В то же время, взгляд на духовную жизнь с «внутренней», российской точки зрения, также зафиксированный в источниках, дает несколько иную картину. Так, Стоглавый собор (1551 г.) в своих постановлениях отмечает целый ряд недостатков религиозной жизни, характерных для России. В постановлениях собора отмечается, например, что «… дети боярские и люди боярские и всякие бражники зернью играют и пропиваются. Ни службы служат, ни промышляют, и от них всякое зло чинится: крадут и разбивают и души губят… Да по погостом и по селом и по волостем ходят лживые пророки-мужики и жонки, и девки, и старыя бабы, наги и босы, и волосы отрастив и распустя, трясутся и убиваются. А сказывают, что им являются святая Пятница и святая Анастасия и велят им заповедати хрестьяном каноны завечивати». Отмечает собор и явные проявления языческих верований: «В мирских свадьбах играют глумотворцы и арганники, и смехотворцы, и гусельники и бесовские песни поют. И как к церкви венчатися проедут, священник со крестом едет, а перед ним со всеми теми играми бесовскими рыщут, а священницы им о том не возбраняют»212.

Крайне важной проблемой, по мнению Стоглава, являлось и распространенное в церкви так называемое «многогласие» - одновременное произнесение молитв, по чину следующих друг за другом: «Славословие пети и катавасии на сходех пети же, а на заутренях бы и на вечернях говорили псалмы и псалтырю тихо и неспешно со всяким вниманием… Такоже бы и канонов… не говорили по два вместе, занеже то в нашем православии велико безчинство и грех тако творити, святыми отцы отречено бысть… Аще раби пред господином два или три или мнози разны вопросы творят вдруг, то како может господин послушати, аще не по единому их ответ сотворит».

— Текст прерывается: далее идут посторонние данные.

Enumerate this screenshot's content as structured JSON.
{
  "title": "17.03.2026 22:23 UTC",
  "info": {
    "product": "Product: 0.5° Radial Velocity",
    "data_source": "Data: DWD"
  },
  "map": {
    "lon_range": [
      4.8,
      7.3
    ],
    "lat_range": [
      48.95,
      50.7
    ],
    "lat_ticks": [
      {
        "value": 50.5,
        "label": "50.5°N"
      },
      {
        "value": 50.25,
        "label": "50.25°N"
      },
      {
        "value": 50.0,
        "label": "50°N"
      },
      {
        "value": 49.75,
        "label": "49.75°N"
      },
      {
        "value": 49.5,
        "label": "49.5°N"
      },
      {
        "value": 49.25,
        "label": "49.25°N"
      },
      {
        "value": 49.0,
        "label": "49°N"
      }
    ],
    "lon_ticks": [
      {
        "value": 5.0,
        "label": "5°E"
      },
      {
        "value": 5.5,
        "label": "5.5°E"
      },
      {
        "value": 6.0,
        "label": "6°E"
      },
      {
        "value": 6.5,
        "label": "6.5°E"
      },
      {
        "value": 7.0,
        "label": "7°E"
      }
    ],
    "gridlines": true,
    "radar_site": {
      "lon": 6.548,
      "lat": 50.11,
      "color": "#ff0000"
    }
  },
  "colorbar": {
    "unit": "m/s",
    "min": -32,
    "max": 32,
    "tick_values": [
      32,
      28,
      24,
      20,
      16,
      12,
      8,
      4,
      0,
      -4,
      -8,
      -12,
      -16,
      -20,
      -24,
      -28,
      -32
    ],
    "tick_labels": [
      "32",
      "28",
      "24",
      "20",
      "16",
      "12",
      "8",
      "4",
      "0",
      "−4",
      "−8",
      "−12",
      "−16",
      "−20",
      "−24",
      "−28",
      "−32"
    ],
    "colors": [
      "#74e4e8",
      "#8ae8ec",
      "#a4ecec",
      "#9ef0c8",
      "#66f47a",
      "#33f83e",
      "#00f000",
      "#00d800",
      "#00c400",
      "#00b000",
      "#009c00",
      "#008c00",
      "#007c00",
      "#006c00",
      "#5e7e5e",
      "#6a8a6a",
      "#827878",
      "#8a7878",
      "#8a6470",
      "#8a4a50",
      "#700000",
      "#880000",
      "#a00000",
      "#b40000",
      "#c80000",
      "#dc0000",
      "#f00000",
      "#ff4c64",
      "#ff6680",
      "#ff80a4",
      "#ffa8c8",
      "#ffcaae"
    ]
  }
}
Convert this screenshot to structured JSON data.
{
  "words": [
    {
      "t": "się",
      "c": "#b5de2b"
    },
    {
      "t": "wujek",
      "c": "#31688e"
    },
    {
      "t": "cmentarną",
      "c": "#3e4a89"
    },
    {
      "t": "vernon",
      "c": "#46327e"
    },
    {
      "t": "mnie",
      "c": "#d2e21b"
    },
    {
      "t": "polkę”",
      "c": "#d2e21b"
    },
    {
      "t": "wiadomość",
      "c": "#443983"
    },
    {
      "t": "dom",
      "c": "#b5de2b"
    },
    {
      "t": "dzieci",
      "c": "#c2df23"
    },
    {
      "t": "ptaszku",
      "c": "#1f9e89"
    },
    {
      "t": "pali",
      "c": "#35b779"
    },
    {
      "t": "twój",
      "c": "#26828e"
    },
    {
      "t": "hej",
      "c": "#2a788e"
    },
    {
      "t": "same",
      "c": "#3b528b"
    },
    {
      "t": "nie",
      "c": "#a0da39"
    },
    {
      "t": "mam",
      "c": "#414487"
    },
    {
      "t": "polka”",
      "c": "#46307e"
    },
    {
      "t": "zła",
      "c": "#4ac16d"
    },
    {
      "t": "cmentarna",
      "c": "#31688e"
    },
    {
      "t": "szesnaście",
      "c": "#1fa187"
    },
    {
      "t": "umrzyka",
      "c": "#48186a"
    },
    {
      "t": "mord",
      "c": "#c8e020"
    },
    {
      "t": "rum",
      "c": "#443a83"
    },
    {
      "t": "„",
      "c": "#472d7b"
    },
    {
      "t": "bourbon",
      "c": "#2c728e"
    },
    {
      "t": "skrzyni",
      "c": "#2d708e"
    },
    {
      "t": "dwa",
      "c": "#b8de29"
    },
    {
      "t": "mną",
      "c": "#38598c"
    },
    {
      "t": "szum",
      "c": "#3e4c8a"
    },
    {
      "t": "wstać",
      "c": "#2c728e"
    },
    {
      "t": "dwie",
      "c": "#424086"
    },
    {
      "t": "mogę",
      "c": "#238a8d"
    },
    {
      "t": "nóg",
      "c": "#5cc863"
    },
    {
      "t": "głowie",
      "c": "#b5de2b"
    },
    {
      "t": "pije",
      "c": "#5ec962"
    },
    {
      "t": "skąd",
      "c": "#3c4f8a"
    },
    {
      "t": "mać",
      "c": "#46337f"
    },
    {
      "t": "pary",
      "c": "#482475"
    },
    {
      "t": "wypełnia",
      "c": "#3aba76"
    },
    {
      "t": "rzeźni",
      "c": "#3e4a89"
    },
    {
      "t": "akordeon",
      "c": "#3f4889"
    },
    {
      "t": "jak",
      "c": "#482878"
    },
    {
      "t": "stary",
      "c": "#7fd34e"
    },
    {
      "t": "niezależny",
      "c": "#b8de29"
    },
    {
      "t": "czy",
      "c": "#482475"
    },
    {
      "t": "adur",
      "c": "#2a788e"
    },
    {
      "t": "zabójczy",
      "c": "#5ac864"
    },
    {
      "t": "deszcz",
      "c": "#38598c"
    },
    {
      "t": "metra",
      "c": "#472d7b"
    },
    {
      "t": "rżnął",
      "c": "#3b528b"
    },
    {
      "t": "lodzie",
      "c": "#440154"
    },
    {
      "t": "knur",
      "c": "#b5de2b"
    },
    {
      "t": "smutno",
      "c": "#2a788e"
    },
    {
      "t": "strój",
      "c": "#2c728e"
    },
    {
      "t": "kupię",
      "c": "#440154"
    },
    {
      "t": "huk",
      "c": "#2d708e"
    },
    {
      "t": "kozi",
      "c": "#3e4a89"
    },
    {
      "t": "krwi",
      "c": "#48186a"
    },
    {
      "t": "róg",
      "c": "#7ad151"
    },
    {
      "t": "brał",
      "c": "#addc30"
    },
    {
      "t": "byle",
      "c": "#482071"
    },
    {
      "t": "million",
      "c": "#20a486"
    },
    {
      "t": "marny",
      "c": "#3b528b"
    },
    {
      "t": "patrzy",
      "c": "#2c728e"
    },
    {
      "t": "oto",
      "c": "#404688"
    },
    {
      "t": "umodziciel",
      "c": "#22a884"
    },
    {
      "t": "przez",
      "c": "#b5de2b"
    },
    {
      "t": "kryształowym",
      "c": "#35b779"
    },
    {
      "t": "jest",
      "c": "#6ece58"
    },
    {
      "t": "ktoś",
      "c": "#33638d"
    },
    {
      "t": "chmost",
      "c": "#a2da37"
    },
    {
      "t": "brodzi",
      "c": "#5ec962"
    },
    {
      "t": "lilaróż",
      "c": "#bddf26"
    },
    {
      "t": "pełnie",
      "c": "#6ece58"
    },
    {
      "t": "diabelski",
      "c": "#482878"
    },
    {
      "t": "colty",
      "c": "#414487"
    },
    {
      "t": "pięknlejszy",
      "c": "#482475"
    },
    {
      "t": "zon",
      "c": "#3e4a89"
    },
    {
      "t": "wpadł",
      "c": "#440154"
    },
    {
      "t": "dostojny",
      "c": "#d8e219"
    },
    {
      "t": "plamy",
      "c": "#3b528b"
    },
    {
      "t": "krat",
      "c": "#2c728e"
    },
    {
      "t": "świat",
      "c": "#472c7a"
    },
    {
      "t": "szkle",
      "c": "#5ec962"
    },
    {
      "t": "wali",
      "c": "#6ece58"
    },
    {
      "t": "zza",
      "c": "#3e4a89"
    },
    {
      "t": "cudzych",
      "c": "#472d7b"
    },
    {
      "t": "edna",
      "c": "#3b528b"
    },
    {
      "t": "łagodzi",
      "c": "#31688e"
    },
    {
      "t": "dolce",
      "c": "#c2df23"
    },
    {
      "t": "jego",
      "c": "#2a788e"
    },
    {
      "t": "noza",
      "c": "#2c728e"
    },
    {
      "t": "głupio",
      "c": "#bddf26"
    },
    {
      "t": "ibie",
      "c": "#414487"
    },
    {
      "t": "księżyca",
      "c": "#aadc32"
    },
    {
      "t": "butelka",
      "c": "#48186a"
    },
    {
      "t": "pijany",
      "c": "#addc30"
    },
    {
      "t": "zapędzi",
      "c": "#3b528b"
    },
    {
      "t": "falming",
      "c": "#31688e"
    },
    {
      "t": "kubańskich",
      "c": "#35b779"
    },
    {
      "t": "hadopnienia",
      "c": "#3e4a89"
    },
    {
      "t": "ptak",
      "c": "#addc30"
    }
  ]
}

Кроме многогласия, Стоглав специально останавливается на невнимании к церковной службе, также распространенном среди верующих: «Аще кто с земным царем беседует, то со страхом и трепетом предстоит и всем сердцем и умом внемлет от царя глаголемая и не смеет зрети семо и овамо. Аще ли оставя царя учнет клевретом своим беседовати, каково негодование от царя на себя привлечет. И не токмо негодование, но и от лица царева изгнан будет таковый. Коль же паче всем православным во святых церквах на божественном на всяком пении, паче же на литоргиях святых, со страхом и трепетом предстояти ничтоже земнаго помышляюще, якоже Писание глаголет, всяк правоверный со вниманием сердечным и со страхом Божиим моляйся таковый с Богом беседует. Аще кто во святых церквах оставя молитву учнет с други своими о тленных и мимотекущих беседовати, то от Бога како услышан будет таковый. Мощно ли человеку зрети единым оком на небо, а другим на землю?». Внутрицерковная ситуация усугублялась также и ростом влияния западной культуры: «Да по грехом слабость, и небрежение, и нерадение вниде в мир в нынешнее время; порицаемся христиане а в тридцать лет и старые главы бреют и брады и ус, и платье и одежи иноверных земель носят»213.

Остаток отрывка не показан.